For more information on the techniques described here, or to discuss a specific project, e-mail us at oiltracers@weatherfordlabs.com, or call us at U.S. (214) 584-9169.

REFERENCES

Allan, U.S., 1989, Model for hydrocarbon migration and entrapment within faulted structures: AAPG Bulletin, v. 73, p. 803-811.

Brown, A., 2003, Capillary effects on fault-fill sealing: AAPG Bulletin, v. 87, p. 381-395.

Gussow, W. C., 1954, Differential entrapment of oil and gas: a fundamental principle: AAPG Bulletin, v. 38, p. 816-853.

Larter, S., H. Huang, J. Adams, B. Bennett, O. Jokanola, T. Oldenburg, M. Jones, I. Head, C. Riediger, and M. Fowler, 2006, The controls on the composition of biodegraded oils in the deep subsurface: Part II - Geological controls on subsurface biodegradation fluxes and constraints on reservoir-fluid property prediction: AAPG Bulletin, v. 90, p. 921-938.

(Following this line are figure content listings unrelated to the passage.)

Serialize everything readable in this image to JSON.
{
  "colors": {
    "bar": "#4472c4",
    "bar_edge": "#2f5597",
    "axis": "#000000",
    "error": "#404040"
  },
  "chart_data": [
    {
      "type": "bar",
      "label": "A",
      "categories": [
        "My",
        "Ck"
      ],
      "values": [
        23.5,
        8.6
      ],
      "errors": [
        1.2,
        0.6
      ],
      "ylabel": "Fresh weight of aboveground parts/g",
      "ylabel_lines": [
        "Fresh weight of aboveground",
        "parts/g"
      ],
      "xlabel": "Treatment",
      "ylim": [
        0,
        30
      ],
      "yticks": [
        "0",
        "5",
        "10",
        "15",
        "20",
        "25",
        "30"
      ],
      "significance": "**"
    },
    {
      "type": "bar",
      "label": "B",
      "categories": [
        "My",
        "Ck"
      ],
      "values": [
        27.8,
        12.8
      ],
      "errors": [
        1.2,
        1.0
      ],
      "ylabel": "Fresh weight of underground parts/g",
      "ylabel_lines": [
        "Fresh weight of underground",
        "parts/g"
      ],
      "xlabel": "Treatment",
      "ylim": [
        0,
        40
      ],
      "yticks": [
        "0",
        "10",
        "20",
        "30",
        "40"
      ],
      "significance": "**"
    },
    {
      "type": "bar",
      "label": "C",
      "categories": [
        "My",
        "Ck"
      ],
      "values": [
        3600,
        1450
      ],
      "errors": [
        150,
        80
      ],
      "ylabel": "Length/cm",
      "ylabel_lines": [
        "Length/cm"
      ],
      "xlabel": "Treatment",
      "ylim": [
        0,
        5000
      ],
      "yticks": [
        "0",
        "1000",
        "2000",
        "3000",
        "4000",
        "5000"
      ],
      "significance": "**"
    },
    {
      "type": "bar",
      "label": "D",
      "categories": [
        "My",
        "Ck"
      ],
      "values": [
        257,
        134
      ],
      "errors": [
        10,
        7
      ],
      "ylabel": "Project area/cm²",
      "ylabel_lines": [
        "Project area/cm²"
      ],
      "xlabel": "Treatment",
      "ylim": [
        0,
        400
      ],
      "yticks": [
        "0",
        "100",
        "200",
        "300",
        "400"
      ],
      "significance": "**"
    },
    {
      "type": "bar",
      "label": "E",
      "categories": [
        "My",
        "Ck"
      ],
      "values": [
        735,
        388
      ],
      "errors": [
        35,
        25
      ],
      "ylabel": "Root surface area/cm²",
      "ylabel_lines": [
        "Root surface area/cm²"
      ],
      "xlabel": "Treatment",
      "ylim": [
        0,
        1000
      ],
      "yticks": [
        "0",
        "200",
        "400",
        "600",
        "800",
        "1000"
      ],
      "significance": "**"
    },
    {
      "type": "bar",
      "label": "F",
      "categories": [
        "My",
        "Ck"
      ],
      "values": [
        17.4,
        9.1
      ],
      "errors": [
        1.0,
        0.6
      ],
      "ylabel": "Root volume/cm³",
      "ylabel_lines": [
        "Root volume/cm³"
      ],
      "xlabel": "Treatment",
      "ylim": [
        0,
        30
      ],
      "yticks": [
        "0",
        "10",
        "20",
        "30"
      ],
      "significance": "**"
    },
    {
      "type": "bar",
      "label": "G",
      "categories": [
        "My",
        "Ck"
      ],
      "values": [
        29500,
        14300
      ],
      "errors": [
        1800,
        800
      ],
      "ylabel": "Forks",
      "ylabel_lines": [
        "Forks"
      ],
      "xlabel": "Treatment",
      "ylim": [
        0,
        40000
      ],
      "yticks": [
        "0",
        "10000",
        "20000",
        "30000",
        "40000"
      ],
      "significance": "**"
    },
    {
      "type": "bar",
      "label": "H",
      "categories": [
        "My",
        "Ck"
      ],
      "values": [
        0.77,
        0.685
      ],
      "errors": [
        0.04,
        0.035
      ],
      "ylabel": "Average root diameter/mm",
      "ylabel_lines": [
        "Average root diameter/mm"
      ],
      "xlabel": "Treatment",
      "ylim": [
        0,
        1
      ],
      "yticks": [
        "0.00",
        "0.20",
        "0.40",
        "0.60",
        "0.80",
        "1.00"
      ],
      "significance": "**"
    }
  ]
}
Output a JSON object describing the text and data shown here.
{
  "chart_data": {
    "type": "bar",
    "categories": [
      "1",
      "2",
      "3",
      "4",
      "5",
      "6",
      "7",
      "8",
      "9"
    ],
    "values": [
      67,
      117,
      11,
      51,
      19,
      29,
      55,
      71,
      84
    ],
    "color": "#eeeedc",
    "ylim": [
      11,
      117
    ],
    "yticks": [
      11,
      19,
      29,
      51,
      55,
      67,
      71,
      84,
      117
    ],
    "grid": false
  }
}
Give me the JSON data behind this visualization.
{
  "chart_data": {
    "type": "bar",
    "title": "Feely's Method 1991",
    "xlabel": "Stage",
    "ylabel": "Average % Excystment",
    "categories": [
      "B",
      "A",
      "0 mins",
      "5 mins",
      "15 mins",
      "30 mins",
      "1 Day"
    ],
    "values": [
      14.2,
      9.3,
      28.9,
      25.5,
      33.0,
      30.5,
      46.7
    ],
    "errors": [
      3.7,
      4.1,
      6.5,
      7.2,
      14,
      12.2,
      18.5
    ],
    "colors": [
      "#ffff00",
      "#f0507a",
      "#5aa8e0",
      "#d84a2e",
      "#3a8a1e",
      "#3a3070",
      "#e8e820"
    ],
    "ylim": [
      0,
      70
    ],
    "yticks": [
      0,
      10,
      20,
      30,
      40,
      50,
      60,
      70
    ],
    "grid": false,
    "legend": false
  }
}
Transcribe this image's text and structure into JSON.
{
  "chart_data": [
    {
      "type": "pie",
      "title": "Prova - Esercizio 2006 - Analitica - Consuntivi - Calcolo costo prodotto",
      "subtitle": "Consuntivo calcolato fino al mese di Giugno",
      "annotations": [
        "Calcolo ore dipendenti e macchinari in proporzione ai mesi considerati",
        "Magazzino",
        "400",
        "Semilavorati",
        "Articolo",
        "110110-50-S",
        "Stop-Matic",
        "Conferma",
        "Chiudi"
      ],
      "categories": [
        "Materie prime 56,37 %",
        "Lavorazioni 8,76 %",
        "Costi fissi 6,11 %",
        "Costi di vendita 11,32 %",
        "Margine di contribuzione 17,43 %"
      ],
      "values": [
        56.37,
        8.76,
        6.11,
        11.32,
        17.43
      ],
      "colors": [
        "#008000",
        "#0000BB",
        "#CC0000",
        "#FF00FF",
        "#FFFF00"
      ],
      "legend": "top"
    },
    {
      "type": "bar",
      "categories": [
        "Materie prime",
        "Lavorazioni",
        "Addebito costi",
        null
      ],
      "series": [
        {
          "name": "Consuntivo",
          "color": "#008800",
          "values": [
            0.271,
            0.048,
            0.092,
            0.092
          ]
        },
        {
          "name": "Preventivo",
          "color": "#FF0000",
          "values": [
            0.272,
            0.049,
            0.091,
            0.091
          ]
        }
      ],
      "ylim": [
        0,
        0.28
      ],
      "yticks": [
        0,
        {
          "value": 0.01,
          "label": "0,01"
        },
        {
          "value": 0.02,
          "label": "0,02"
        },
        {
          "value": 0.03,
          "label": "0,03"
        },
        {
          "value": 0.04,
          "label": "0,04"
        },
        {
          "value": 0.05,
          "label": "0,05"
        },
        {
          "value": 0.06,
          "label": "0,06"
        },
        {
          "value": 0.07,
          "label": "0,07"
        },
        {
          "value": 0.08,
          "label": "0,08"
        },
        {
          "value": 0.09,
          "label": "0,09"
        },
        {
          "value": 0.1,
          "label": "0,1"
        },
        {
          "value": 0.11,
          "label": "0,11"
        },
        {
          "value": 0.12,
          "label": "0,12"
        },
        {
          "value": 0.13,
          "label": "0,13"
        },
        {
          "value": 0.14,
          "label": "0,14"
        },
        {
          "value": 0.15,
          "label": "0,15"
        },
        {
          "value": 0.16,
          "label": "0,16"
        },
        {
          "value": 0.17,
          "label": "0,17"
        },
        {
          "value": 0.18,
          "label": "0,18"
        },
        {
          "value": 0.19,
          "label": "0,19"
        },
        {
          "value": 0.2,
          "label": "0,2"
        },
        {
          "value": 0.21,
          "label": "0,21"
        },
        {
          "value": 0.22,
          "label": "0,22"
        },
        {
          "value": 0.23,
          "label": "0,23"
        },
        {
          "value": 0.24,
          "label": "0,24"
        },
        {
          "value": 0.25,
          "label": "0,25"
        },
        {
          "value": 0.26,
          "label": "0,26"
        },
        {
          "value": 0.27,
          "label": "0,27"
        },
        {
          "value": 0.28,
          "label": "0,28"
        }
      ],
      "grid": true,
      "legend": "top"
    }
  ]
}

Sales, A., 1993, Closure vs. seal capacity: a fundamental control on the distribution of oil and gas: in.: AAPG Hedberg Conference: Seals and Traps: a multidisciplinary approach: June 1993, Crested Butte, CO (Abstr.).

Thompson, K. F. M., 1987, Fractionated aromatic petroleums and the generation of gas-condensates: Organic Geochemistry, v. 11, p. 573-590.

Thompson, K. F. M., 1988, Gas-condensate migration and oil fractionation in deltaic systems: Marine and Petroleum Geology, v. 5, p. 237-246.

Watts, N. L., 1987, Theoretical aspects of cap-rock and fault seals for single- and two-phase hydrocarbon columns: Marine and Petroleum Geology, v. 4, p. 274-307.


A report that integrates oil geochemistry, gas geochemistry, migration modeling, and geology can lead to an improved understanding of the causes of GOR variations in a basin.